Cold-smoked mackerel

For very fresh mackerel of around 400 g.

Gut them and brine them 8 h at 4°C in a solution of 20% salt of the total.

The aim is to reach a salt content of 3% in the fish … like the salinity of seawater in the Atlantic ocean…

Remove fish from the brine and place on a perforated tray. 

Cook them in the oven at 70°C with 60% humidity.

Program your combi oven so when the core temperature reach 59°C the oven stops.

Take them out of the oven and cool them down in the blast freezer until they reach 4°C.

Cold smoke them for about 24h. We used beech wood but many other options are possible.

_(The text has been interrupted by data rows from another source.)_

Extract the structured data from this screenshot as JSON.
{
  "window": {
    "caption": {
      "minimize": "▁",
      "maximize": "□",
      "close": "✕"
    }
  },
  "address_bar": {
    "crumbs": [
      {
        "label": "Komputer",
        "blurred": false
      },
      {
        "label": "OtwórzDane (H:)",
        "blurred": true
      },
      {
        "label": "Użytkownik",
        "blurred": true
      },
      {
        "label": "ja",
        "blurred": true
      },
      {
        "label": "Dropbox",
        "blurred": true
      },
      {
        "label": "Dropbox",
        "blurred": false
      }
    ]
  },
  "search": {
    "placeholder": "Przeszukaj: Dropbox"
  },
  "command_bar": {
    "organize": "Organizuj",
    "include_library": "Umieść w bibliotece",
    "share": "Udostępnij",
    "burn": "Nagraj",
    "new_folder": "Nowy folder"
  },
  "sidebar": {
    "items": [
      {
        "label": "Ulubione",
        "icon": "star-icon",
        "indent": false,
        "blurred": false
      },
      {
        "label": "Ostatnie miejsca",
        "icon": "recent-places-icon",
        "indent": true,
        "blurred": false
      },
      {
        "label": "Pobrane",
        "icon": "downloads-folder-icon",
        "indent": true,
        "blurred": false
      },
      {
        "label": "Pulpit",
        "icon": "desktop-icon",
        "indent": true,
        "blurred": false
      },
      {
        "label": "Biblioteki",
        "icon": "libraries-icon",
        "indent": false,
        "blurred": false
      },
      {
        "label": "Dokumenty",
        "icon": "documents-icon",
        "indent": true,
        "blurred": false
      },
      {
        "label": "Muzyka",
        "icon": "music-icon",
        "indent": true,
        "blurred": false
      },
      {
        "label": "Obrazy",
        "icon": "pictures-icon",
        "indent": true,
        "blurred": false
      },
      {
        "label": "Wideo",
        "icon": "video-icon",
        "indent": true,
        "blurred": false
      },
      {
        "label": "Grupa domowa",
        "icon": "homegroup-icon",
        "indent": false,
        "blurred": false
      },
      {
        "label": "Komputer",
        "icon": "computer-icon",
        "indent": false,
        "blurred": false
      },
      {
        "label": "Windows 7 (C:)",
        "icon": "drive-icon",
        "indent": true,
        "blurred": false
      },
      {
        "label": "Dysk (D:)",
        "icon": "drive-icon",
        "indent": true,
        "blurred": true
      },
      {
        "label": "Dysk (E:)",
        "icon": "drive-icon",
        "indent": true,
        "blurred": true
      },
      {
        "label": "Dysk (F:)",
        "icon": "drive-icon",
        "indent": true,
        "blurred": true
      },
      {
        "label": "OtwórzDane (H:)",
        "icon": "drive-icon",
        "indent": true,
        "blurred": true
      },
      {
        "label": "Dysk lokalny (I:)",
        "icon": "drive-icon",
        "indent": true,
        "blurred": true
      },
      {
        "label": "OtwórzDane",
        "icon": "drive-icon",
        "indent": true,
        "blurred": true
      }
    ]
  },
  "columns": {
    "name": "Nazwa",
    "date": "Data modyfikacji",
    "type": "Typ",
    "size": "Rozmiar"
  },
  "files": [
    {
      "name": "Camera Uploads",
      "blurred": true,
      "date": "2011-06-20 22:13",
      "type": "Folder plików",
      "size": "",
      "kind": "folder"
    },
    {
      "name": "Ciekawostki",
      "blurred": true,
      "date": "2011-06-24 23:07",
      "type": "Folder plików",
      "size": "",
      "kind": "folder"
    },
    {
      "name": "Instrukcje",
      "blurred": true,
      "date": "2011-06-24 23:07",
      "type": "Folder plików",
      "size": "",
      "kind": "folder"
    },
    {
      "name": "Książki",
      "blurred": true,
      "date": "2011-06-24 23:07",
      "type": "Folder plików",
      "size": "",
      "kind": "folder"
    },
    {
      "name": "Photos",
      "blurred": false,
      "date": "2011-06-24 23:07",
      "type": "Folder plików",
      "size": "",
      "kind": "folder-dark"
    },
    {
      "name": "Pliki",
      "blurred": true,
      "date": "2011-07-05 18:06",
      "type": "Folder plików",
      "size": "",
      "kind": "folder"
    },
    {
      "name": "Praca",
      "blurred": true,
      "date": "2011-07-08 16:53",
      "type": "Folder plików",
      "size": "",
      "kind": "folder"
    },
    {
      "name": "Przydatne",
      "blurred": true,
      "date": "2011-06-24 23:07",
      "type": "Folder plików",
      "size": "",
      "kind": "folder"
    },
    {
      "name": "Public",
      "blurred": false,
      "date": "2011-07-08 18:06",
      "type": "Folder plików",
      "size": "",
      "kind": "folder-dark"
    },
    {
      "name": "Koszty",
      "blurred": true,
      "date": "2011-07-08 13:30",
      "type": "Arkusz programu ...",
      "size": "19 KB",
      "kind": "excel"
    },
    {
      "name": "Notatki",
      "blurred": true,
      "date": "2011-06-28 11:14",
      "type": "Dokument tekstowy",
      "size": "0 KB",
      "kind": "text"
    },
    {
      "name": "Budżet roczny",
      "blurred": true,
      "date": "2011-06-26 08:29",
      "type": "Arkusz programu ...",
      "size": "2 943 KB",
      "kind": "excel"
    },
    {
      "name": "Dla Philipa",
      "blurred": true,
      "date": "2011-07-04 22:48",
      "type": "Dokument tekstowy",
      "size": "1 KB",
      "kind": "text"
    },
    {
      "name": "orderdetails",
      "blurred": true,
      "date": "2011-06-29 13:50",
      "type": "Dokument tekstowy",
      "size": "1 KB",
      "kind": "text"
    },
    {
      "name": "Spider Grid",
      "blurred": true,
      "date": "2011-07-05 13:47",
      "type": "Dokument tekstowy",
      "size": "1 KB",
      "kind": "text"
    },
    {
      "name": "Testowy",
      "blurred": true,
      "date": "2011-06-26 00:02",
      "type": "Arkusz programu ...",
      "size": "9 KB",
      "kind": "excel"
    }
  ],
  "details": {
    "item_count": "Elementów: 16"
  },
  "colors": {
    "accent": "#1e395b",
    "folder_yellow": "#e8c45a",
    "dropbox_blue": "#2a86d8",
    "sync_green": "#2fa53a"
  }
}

One of the great thing about this technique is that you can accurately control cooking temperature and humidity, things that are difficult with a hot-smoker. This control ensures the smoke flavours stay light and delicate, a taste certainly more suited to a contemporary palate.

Bibliography

Duedahl-Olesen, L.; White, S.; Binderup, M.L. Polycyclic Aromatic Hydrocarbons (PAH) in Danish Smoked Fish and Meat Products, Polycyclic Aromatic Compounds, Vol. 26, 3, 2006, p. 163-184

Knockeart, C., (1990), Le fumage du poisson, IFREMER
http://archimer.ifremer.fr/doc/00004/11490/8046.pdf

Mc Gee, H. (2004), Food & Cooking: an encyclopedia of kitchen science, history and culture, Hodder and Stoughton.

Myhrvold, N. and al. (2011), The modernist cuisine: the art and science of cooking, The cooking Lab, Vol 2, p 134 – 149.

Siesby Birgit, (1997), Scandinavian ways with fish, Fish: Food from Waters, Oxford Symposium, p 280 – 282

Toth, L., Blaas, W., (1972). The effect of smoking technology on the content of carcinogenic hydrocarbons in smoked meat products. Fleischwirtschaft, 52, 1419-1422.